Horace Andy - Midnight Rocker
The first time I heard Horace Andy's voice must have been on Massive Attack's song 'Spying Glass'. I loved it. I didn't listen to reggae at the time, but I soon started. I've not heard Andy in years, but this album brings me back to remembering how great he is. I'm really glad he's made this album. His wise and near-soprano voice reaches toward the skies and often touches stars.
Wet Tuna - Warping All By Yourself
Psych-funk with a lot of effects? Got you. Here you are.
It's fun and not memorable.
Rammstein - Zeit
It's not memorable. That's it. I think I listened to this album due to memories of some of their old tracks, which, in hindsight, aren't very fun to listen to. I think I've outgrown this for now.
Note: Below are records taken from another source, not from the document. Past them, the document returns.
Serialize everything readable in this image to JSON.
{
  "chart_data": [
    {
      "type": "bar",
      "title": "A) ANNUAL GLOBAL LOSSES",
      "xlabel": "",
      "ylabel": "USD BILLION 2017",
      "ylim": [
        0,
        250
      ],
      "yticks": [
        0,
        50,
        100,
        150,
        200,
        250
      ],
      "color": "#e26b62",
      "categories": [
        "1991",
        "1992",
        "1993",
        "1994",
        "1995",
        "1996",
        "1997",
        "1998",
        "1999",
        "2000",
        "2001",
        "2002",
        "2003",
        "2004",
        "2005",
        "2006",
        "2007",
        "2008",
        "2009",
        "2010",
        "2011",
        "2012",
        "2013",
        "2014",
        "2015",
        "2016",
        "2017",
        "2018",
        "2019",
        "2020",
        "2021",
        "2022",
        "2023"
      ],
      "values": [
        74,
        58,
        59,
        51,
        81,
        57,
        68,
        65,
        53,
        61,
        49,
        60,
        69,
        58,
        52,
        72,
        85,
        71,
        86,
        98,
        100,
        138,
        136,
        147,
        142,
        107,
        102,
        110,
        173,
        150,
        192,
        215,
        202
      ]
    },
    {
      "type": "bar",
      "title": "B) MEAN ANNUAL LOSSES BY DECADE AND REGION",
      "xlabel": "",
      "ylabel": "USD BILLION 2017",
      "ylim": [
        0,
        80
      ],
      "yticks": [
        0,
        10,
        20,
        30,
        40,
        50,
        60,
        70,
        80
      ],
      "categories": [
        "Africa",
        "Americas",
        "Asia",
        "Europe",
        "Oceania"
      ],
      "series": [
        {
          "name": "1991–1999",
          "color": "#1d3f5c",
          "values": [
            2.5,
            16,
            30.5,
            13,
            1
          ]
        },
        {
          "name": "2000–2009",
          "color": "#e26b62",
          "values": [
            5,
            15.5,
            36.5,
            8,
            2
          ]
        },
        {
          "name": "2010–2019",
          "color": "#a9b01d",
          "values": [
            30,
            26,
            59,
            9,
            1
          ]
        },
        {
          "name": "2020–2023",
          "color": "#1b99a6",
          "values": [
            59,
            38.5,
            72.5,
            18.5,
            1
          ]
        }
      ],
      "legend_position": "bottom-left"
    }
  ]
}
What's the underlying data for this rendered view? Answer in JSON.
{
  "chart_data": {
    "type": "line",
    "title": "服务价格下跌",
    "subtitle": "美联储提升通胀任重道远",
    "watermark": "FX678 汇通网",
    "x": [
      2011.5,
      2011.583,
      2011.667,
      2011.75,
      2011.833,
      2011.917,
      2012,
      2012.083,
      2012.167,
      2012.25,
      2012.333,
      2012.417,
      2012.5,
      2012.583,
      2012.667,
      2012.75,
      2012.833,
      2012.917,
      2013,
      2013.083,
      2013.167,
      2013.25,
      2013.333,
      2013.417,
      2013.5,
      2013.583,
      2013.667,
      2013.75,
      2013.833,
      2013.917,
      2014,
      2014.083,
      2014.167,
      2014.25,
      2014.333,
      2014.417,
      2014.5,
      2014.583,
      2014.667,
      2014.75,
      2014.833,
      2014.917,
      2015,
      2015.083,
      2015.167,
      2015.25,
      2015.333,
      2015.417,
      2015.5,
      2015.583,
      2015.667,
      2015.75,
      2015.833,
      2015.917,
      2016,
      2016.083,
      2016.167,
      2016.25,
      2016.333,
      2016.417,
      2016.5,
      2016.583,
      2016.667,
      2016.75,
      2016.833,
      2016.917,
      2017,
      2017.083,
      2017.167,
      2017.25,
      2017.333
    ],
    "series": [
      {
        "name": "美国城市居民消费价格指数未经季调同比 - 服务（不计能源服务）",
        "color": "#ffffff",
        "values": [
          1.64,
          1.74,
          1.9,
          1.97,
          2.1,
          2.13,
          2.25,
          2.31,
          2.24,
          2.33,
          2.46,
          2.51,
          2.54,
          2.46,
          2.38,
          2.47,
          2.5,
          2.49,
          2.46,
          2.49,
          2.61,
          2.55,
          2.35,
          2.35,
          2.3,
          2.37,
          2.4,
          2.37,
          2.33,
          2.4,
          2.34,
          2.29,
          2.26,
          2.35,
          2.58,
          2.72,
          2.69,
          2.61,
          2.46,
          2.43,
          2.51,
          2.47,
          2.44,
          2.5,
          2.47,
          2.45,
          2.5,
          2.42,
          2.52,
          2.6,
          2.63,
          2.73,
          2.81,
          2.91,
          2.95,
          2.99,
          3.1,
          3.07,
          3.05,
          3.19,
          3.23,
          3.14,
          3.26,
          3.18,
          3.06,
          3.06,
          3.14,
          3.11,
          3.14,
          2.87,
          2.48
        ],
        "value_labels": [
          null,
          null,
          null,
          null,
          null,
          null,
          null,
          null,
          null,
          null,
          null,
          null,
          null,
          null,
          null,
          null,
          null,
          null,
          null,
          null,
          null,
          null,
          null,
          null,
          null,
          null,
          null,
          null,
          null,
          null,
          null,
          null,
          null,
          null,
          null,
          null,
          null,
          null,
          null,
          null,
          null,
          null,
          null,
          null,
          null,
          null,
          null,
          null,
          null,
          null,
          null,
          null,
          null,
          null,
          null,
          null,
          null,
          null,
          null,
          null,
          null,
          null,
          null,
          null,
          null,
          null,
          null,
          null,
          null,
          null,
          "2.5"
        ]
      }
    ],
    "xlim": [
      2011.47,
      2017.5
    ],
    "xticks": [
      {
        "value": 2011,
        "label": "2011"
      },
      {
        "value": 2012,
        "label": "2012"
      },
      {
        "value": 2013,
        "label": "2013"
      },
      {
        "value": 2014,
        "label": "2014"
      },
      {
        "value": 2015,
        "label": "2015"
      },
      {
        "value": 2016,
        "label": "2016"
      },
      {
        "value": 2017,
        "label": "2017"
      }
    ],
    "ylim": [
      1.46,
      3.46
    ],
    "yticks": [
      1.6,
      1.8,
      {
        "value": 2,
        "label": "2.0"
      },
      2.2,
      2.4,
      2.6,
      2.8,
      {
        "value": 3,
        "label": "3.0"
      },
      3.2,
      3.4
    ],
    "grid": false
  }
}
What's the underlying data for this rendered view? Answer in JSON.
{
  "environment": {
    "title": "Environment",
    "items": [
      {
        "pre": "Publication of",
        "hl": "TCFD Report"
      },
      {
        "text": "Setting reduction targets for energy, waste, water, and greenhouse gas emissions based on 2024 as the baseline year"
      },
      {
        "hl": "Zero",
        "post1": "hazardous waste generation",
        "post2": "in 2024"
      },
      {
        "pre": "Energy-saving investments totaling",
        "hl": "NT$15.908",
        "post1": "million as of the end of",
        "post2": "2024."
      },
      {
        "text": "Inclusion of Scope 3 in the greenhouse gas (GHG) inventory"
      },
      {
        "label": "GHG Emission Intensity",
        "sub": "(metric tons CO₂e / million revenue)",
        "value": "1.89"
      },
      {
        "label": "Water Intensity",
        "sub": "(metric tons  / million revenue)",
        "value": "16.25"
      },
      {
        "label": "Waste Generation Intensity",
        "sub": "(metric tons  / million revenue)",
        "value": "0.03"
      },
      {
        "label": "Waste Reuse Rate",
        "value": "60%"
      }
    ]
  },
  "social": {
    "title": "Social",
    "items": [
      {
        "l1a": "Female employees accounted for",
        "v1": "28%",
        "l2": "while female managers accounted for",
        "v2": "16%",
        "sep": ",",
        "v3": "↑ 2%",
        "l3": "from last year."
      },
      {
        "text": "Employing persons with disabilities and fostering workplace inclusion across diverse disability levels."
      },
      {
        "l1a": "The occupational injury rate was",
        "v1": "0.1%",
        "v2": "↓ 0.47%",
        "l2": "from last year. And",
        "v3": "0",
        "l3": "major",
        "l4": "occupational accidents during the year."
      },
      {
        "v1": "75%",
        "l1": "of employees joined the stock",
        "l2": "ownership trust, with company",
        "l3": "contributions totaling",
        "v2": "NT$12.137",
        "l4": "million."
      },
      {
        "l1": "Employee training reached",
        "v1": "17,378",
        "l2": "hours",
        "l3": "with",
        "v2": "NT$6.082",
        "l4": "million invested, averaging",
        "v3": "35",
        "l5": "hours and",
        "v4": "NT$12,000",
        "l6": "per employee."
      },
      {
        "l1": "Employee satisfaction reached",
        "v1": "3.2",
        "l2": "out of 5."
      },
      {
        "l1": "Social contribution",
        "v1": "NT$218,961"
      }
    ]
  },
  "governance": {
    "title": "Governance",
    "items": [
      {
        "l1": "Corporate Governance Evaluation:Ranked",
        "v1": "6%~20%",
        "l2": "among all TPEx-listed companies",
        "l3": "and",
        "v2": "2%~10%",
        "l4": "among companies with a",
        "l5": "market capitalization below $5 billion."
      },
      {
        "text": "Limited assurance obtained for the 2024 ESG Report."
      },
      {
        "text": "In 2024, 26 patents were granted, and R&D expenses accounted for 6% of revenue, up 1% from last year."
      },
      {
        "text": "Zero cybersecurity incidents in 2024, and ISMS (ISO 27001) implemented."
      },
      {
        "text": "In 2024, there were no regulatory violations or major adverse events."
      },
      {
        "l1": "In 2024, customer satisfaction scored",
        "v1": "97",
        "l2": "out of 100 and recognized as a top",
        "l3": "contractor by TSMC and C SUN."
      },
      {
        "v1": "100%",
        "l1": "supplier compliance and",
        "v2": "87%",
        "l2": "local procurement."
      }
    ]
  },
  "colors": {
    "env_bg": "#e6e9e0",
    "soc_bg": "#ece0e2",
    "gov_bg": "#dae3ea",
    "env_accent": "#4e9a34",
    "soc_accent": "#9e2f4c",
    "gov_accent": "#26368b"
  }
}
See you in ten years, Rammstein.
Röyksopp - Profound Memories
This band said they'd never release another album and here we are. They've brought in guest singers as usual, Astrid S., Susanne Sundfør, and Alison Goldfrapp. It's a lot of what I like: arpeggio smatters, lush electronic soundscapes, and yet no real bangers.
Still, Röyksopp always holds for high quality. It's just that they can't decide when to bring the magic: it happens, be it as a b-side or on an album, but it's not always where it should be.